Please have your copied Body Fat Chart information handy. It will play an important part in determining if your weight loss goal is realistic and healthy.
Okay, you know how much weight you want to lose. Now what?
* Note that weight loss and fat loss are two different things.
Why do you want to lose weight? Is it because you see either of the following on your body? Waving triceps, love handles, double chin, cellulite, saddle bags, potbelly, etc.
Well guess what? They are all fat and that’s why a person needs to aim to lose fat and not weight.
Just because you are (this weight), it doesn’t mean that you have to lose (this amount). Why? Because, your body fat percentage determines how much you need to lose.
The weight number you see, when you step on a scale is divided into two categories (Pounds of Lean body mass(Muscles) and Pounds of body fat).
To find out how much of your weight is fat and muscle, use this formula.
Weight x body fat percentage = Pounds of fat on your body
Weight – Pounds of fat = Pounds of Lean body mass
Say, Jane Doe weighs 200 pounds and her body fat percentage is 35%. What does this mean?
It means that Jane Doe is carrying 70 pounds of fat and 130 pounds of lean body mass.
200 x 35% (.35) = 70 pounds of body fat
200 – 70 = 130 pounds of lean body mass
Important Note: Every body needs fat on it to survive.
Jane Doe can not aim to lose 70 pounds. I don’t care if the ideal body chart says she’s suppose to be 130 pounds or less. The body fat percentage determines how much weight a person needs to lose to be healthy.
If a person’s weight loss goal number is the exact amount or higher than the amount of pounds of fat on their body, their weight loss goal is unrealistic and unhealthy. A close number to the amount of pounds of fat on their body can be unrealistic and unhealthy as well.

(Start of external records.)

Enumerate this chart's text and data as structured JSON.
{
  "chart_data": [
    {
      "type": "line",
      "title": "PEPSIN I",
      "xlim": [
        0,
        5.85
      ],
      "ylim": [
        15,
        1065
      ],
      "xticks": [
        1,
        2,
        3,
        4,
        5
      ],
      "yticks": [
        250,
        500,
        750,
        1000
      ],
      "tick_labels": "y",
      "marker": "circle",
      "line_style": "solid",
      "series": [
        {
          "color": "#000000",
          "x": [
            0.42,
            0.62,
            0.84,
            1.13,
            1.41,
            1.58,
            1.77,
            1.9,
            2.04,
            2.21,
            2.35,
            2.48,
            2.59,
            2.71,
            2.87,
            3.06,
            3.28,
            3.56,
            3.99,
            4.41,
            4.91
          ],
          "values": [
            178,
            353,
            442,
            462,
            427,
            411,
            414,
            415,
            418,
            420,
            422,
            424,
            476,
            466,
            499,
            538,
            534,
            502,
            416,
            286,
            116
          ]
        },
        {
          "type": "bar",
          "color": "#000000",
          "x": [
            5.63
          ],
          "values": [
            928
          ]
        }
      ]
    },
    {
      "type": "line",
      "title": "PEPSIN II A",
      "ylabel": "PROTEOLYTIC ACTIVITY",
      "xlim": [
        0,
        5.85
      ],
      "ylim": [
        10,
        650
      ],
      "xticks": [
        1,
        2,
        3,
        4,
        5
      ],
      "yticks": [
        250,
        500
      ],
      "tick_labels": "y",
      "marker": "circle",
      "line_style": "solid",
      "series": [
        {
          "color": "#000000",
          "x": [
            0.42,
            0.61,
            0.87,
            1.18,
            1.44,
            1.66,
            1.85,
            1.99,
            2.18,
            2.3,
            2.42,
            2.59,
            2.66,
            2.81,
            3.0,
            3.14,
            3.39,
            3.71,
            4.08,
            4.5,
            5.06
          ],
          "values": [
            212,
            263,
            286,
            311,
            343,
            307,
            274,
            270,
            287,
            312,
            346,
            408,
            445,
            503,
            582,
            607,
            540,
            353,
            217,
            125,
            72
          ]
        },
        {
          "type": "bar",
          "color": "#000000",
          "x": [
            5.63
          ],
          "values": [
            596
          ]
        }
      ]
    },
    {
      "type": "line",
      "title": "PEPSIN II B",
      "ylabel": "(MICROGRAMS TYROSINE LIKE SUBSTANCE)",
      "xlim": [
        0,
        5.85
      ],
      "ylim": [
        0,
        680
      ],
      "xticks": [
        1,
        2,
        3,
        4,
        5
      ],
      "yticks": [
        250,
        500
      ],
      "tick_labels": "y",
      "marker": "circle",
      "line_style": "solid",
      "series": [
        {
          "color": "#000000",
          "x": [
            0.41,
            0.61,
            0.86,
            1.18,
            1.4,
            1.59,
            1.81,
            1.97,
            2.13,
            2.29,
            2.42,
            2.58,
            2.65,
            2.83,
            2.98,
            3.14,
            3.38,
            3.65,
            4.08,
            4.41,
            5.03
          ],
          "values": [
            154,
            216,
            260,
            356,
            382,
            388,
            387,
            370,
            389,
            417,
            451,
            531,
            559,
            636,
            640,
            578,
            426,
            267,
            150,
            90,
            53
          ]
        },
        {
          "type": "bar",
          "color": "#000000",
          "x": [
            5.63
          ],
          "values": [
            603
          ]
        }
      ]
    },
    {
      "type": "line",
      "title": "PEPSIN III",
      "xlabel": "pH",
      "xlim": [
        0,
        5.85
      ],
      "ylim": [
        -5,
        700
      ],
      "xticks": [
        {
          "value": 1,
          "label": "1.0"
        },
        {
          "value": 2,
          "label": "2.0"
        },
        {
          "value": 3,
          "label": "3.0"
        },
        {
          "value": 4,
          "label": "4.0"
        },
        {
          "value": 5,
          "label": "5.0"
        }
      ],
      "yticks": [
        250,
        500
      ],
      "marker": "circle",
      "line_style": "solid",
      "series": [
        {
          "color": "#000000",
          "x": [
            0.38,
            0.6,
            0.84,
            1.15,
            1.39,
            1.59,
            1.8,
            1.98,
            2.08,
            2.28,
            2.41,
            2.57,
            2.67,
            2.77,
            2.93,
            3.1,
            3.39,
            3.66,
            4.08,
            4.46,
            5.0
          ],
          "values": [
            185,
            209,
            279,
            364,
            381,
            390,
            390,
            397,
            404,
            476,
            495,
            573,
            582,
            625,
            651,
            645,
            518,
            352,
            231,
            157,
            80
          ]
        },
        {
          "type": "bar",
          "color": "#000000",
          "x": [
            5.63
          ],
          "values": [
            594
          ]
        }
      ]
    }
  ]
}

Here is a formula for everyone to use to determine if their weight loss goal is realistic. This formula is to be used, if the weight loss goal is way lower or kind of close to the amount of pounds of body fat on their body.
Current weight – weight loss goal = Future Weight
Future weight – lean body mass = Remaining pounds of body fat
Remaining pounds of body fat / Future Weight = Future Body fat percentage
Example: Say Jane Doe looked at her 200 pound body and decided that she wanted to lose 60 pounds. Will a 60 pound loss be unrealistic and unhealthy for her? Lets keep in mind that Jane Doe weighs 200 pounds and her body fat percentage is 35%, making her have 70 pounds of body fat and 130 lean body mass.
200 (Current Weight) – 60 (Weight loss goal) = 140 (Future Weight)
140 (Future Weight) – 130 (lean body mass) = 10 (Remaining pounds of body fat)
10 (Remaining pounds of body fat) / 140 (Future Weight) = 7 (Future Body Fat Percentage).
Any body fat percentage under 10% for women is too low and very dangerous.
So, this means that a 60 pound weight loss goal for Jane Doe will be unrealistic and unhealthy.
Now, say she wanted to loss 50 pounds. That would be a good amount of weight to lose.
Lets look at the math.
200 (Current Weight) – 50 (Weight loss goal) = 150 (Future Weight)
150 (Future Weight) – 130 (lean body mass) = 20 (Remaining pounds of body fat)
20 (Remaining pounds of body fat) / 150 (Future Weight) = 13 (Future Body Fat Percentage).
If Jane Doe loss 50 pounds of body fat, it will give her a 13% body fat percentage and that’s a good healthy percentage for a woman to have.
I know that I have shared a lot of information with you all, but trust me, if a person goes by the amount of pounds of body fat on their body, instead of the whole number they see on a scale, they will get healthy in God.
Remember fat loss and weight loss are two different things. Fat loss shrinks the body and it can do so, without the whole number on the scale moving.
That’s the reason why I focus on my inches and body fat percentage. They let me know that I am heading in the right direction.